The next most productive area is the jetties and seawall at Perdido Pass. Once the water temperature cools into the 60s pinfish become much less active and that opens up better fishing prospects for redfish, bluefish and sheepshead. Artificial lures like spoons, plugs and jigs may be used to target the reds and blues from the jetties. While live bait like fiddler crabs and shrimp will get the attention of sheepshead along with the other species including flounder, even though the season on them remains closed until December 1st.
The strength and timing of daily tidal current is key to finding fish feeding around the pass as the morning outgoing tide dictates when these fish are feeding best, especially in the channel along the rock jetties. When the current is strongest, fish often hunker down behind large rocks and wait in ambush as food is swept to them. This is when lures are most effective.
Once the current speed slows around mid day, fish are freer to venture around in search of food. So a light tackle presentation of drifting or free lining live shrimp with minimal weight in the slower current can be most productive.
This covers more water and gets the attention of hungry predatory fish. Of course there are still plenty of non-target species in varying abundance like pigfish, pinfish, striped burrfish, and mangrove snapper. But that is always a part of using live bait, especially live shrimp. Look for current speeds to be slower and of shorter duration around the NEAP tide November 22nd.

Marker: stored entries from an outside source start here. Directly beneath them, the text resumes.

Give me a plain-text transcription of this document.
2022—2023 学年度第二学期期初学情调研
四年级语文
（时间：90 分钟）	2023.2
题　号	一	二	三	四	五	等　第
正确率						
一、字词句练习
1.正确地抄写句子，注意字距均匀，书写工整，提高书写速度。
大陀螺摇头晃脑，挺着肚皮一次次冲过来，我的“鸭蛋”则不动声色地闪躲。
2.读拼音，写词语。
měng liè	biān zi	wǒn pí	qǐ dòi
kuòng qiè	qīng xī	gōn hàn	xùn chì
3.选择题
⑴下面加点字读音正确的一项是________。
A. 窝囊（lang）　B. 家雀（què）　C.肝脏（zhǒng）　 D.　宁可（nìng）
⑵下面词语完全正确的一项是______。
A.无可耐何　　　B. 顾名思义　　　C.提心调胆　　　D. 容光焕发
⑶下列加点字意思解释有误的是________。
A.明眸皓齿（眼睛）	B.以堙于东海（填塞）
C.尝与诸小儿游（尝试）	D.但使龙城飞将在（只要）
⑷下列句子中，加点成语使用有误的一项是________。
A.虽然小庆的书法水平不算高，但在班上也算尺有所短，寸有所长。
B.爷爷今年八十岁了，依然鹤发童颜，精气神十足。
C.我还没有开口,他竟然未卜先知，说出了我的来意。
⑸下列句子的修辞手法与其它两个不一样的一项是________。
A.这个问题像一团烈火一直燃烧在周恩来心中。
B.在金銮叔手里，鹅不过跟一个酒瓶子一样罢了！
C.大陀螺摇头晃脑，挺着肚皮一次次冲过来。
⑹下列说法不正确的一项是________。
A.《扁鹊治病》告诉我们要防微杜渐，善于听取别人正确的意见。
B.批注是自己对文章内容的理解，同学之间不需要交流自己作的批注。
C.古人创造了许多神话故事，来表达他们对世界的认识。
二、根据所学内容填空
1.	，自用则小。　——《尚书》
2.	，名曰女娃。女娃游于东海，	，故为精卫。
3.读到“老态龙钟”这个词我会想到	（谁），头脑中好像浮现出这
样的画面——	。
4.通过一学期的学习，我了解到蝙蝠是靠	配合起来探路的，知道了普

Beach anglers can still find whiting (Gulf and Northern kingfish) and pompano in the surfzone from Perdido Key to Fort Morgan, though some may be dodging the active beach dredging in Gulf Shores. Lately pompano fishers casting far out from the beach have been having good luck with green colored, shrimp flavored Fishbites on double drop pompano rigs.
Be prepared to experiment with different rigs, baits, and casting distances to find the feeding zone and what the pompano like from day to day. Water clarity plus the amount of sunlight play a huge role in determining what the pompano will bite on, so experimentation is key to success.
When the Gulf is calm and clear, ghost shrimp are often the best bait to entice wary pompano. That is when presenting these soft baits on a Fishfinder rig or Carolina rig often garners more bites from pompano than the conventional double drop pompano rigs. Just be sure to use Magic Thread to secure fragile baits onto the hook, and check your bait every 10 to 15 minutes. Fresh baits will get more attention from pompano along with other game fish as the water gets cooler. Even much larger “bull” redfish and black drum won’t hesitate to eat these tasty morsels. Like one old fisherman said “Elephants eat peanuts, don’t they.”
The Intercoastal Waterway offers more shoreline venues for anglers to target black drum using pieces of crab fished on the bottom. Crabs are a favorite food for black and red drum this time of year, as the small menhaden and other finfish vacate the chillier back waters in favor of the relatively warmer and deeper Gulf. The bite is not as active as last month, but still fairly dependable. Though there may be days with little to no action depending on current, water clarity, salinity and other factors. Just keep trying different spots at different times of day (or night) until you can identify a pattern.
Sheepshead, redfish and speckled trout can be caught on live shrimp in the Canal at times too. Sheepshead especially hold close to hard structures like barnacle encrusted pilings and rock rip-rap. A light presentation is key, as is patience to seek out good locations holding fish. But the rewards can be bringing home several fine eating sheepshead!